CPAC speaker says the alt-right is actually "left-wing"
- Author: Carolyn Briggs Feb 25, 2017,
Feb 25, 2017, 10:28
White nationalist Richard Spencer arrived at the Conservative Political Action Conference Thursday, looking like a sign of the "alt-right" movement's attempts to fit in with conservatives. But Trump - and his success at electrifying the Alt-Right - has changed all that. Spencer, who went viral after he was caught during an NPI conference in Washington, D.C., shouting "hail Trump, hail victory, hail our people" was essentially asked off of the property by a security guard. No matter: His mission is accomplished.
In an effort to distance his own far-right views from those of Yiannopoulos, Spencer denied that Yiannopoulos was ever associated with the alt-right. "They are racists. They are sexists". Really conservatism-ism? Really Republicans? Instead, he maintains, "they are garden variety left-wing fascists".
White House counselor Kellyanne Conway is thanking conservatives for helping elect President Donald Trump. You conservatives are so in bed with the "alt-right" that you carpool to work in the morning. At a speech called "The Alt Right Ain't Right at All", ACU executive director Drew Schneider sought to place the alt-right outside the bounds of acceptable GOP politics. Spencer mocks Schneider, derisively saying he is unaware that "garden variety left-wing fascists were so numerous", and insists that the ranks of the Alt-Right are.
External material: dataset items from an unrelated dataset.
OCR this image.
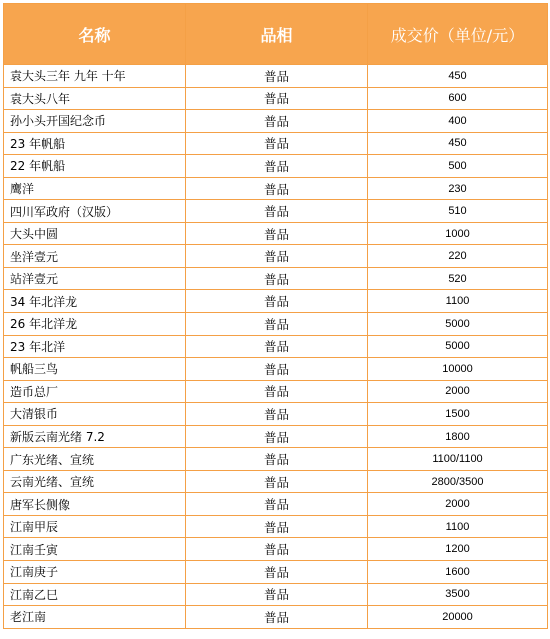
名称	品相	成交价（单位/元）
袁大头三年 九年 十年	普品	450
袁大头八年	普品	600
孙小头开国纪念币	普品	400
23 年帆船	普品	450
22 年帆船	普品	500
鹰洋	普品	230
四川军政府（汉版）	普品	510
大头中圆	普品	1000
坐洋壹元	普品	220
站洋壹元	普品	520
34 年北洋龙	普品	1100
26 年北洋龙	普品	5000
23 年北洋	普品	5000
帆船三鸟	普品	10000
造币总厂	普品	2000
大清银币	普品	1500
新版云南光绪 7.2	普品	1800
广东光绪、宣统	普品	1100/1100
云南光绪、宣统	普品	2800/3500
唐军长侧像	普品	2000
江南甲辰	普品	1100
江南壬寅	普品	1200
江南庚子	普品	1600
江南乙巳	普品	3500
老江南	普品	20000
So the drama of this year's CPAC revolves around how conservatives should handle the alt-right. After being disinvited from CPAC losing his book deal with Simon and Schuster, Yiannopoulos resigned from his position at Breitbart and said in a hastily assembled press conference that, going forward, he will focus less on journalism and more on "entertainment and education". Nick Gricus, a student at DePaul University, calls it a "deflection mechanism". "That's not a partisan definition".
The ejection of Spencer, who had paid at least $150 for a CPAC ticket, comes on the heels of the conservative gathering rescinding its invitation to alt-right provocateur and then-Breitbart senior editor Milo Yiannopoulos after videos resurfaced showing him appearing to defend pedophilia. "We chose to say that everybody is part of our conservative family". And we all know it so kill will it with the we don't kick it with the alt-right bullshit.
Like CPAC, the conservative movement faces a hard choice. "There's a new political order being formed out of this", he says. "They're adamantly opposed to the economic nationalist agenda President Trump has". So if anyone says that, they say 'Oh, you're a racist.' That's just a way of shutting us up. "We are a nation with a culture and a reason for being", he adds, with words redolent of Spencer's self-described "identitarianism".
Yeah, I didn't think so.
Regardless of whether they understand what the Alt-Right is, or how it is altering conservatism, Trump has already drawn new devotees to CPAC.
Thomas Melvin, a retired school principal from Charleston, South Carolina, also has come to his first CPAC, though he had followed it on television in the past. As for the Alt-Right, Hunter says it's "a monster that the left points to and that the right doesn't want anything to do with".